Ünlü ekonomist ve Hazine eski müsteşarı Dr. Mahfi Eğilmez, Türkiye ekonomisinde son dönemde yaşanan iyimserliğin yanıltıcı ve tehlikeli olduğuna dikkat çekerek önemli uyarılarda bulundu. Eğilmez, "Bugün ortada bir bahar havası var. Ancak bu bahar havasının geçici ve çok tehlikeli olduğunu belirtmeliyim. 2001 krizi öncesindeki duruma giderek benzeyen bir duruma doğru sürükleniyoruz" dedi.
Eğilmez, "Yağmurdan Kaçarken" başlıklı yazısında, Kur Korumalı Mevduat (KKM) uygulamasının çözüm olmadığını belirtti ve "2001 krizi öncesindeki duruma giderek benzeyen bir duruma doğru sürükleniyoruz" uyarısını yineledi.
Mahfi Eğilmez, Türkiye'nin ekonomik gelişmeleriyle ilgili yazılarında özellikle döviz konusuna dikkat çekiyor. Para ikamesinin (dolarizasyon) Türkiye'nin yıllardır karşılaştığı bir sorun olduğunu belirten Eğilmez, enflasyonun önlenmesinin dolarizasyonun da önüne geçeceğini belirtti.
Merkez Bankası'nın dolar/TL kurunun 30 TL üzerine çıkmaması için milyarlarca dolar sattığını hatırlatan Eğilmez, şimdi ise dolar/TL'nin 30 TL altına düşmemesi için milyarlarca dolar alım yaptığını ifade etti.

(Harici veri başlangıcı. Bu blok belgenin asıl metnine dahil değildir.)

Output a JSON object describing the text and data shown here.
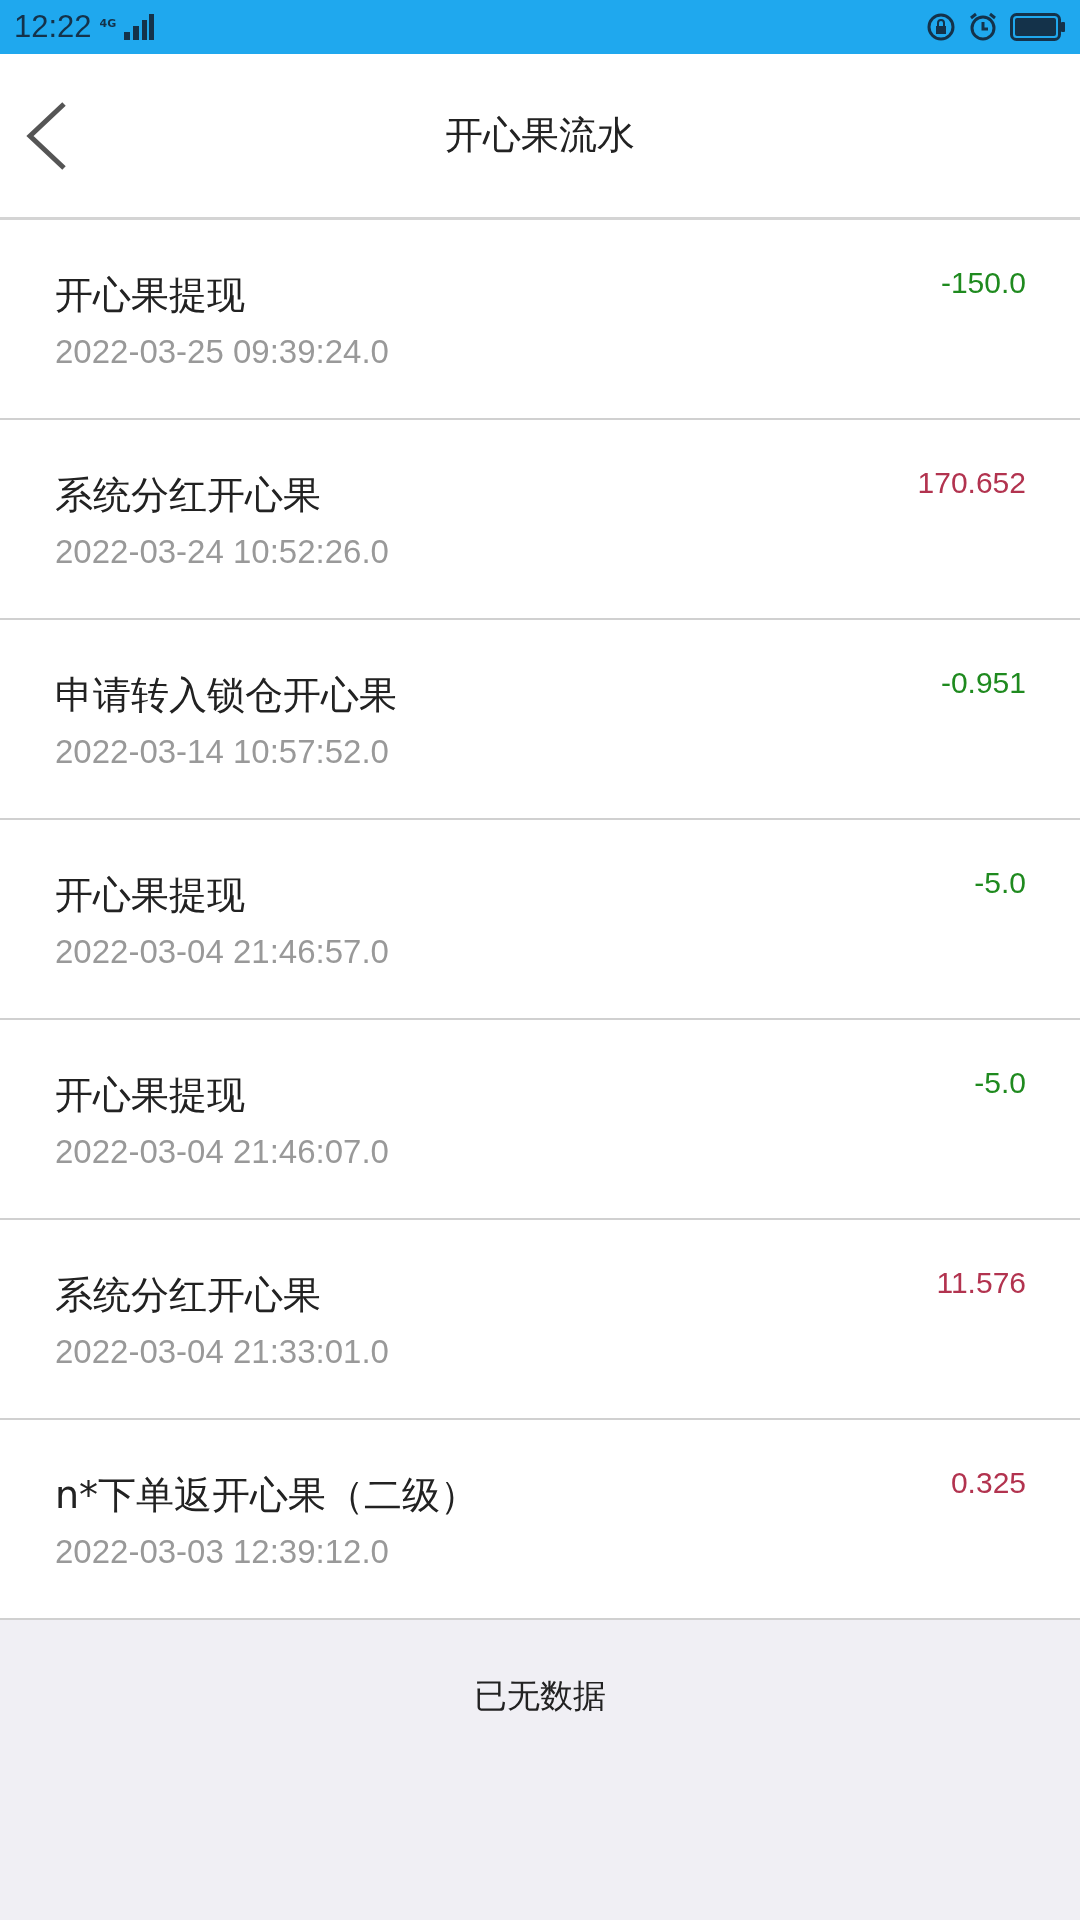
{
  "status_bar": {
    "time": "12:22",
    "network": "4G"
  },
  "header": {
    "title": "开心果流水"
  },
  "records": [
    {
      "title": "开心果提现",
      "date": "2022-03-25 09:39:24.0",
      "amount": "-150.0",
      "kind": "expense"
    },
    {
      "title": "系统分红开心果",
      "date": "2022-03-24 10:52:26.0",
      "amount": "170.652",
      "kind": "income"
    },
    {
      "title": "申请转入锁仓开心果",
      "date": "2022-03-14 10:57:52.0",
      "amount": "-0.951",
      "kind": "expense"
    },
    {
      "title": "开心果提现",
      "date": "2022-03-04 21:46:57.0",
      "amount": "-5.0",
      "kind": "expense"
    },
    {
      "title": "开心果提现",
      "date": "2022-03-04 21:46:07.0",
      "amount": "-5.0",
      "kind": "expense"
    },
    {
      "title": "系统分红开心果",
      "date": "2022-03-04 21:33:01.0",
      "amount": "11.576",
      "kind": "income"
    },
    {
      "title": "n*下单返开心果（二级）",
      "date": "2022-03-03 12:39:12.0",
      "amount": "0.325",
      "kind": "income"
    }
  ],
  "footer": {
    "text": "已无数据"
  }
}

Eğilmez, "Yağmurdan Kaçarken" başlıklı yazısında şu noktalara değindi:
Para ikamesi, yani dolarizasyon, Türkiye'nin uzun yıllardır baş belasıdır. İnsanlar, enflasyonun yüksek olduğu dönemlerde, tasarruflarını sürekli değer kaybeden Türk Lirası yerine dolar ve euro gibi yabancı paralarda tutmayı tercih ederler. Bu durum, yalnızca Türkiye'ye özgü değil, döviz alışverişini serbest bırakmış fakat enflasyonunu kontrol edemeyen birçok gelişmekte olan ülkede de görülür. Dolarizasyonu önlemenin yolu, ulusal parayı istikrarlı hale getirmek, yani enflasyonu kontrol altına almaktır. İç değeri düşmeyen bir ulusal paranın dış değeri de düşmeyeceği için insanlar birikimlerini yabancı paraya çevirmeyi tercih etmez ve dolarizasyon yaşanmaz.
TÜRKİYE’DE DOLARİZASYONUN SEYRİ
2001 krizinden çıkıldığında, dolarizasyon oranı %57 idi. Yani bankalardaki her 100 liralık mevduatın 57 liralık kısmı yabancı para, 43 liralık kısmı ise ulusal para olarak duruyordu. Kriz sonrası uygulanan IMF programıyla bazı yapısal reformlar gerçekleştirildi, bankacılık reformu, kamu mali disiplininin sağlanması ve bütçe açıklarının düşürülmesi bunların başlıcalarıydı. 2005 yılında Avrupa Birliği (AB) ile tam üyelik müzakereleri başladı ve izleyen 4 yılda Türkiye'ye 72 milyar dolar doğrudan yabancı sermaye yatırımı girdi. Bu gelişmeler, Türk Lirası'nın değer kazanmasına ve insanların geleceğe ilişkin beklentilerinin olumluya dönmesine neden oldu. 2010 yılına gelindiğinde, dolarizasyon oranı %30'un altına gerilemişti. Ancak, sonrasında AB ile ilişkiler ciddiyetini kaybetti ve Türkiye, yapması gereken yapısal reformları yapmaktan vazgeçip eskilerini de bozunca dolarizasyon oranı yeniden yükselişe geçti. Bugün itibarıyla KKM hesapları dahil dolarizasyon oranı %55,7'dir.
Eğilmez, Türkiye'nin ekonomik durumunun 2001 krizine benzer bir yöne doğru ilerlediğini ve gerekli önlemler alınmadığı takdirde ciddi ekonomik sorunlarla karşılaşılabileceğini belirtti.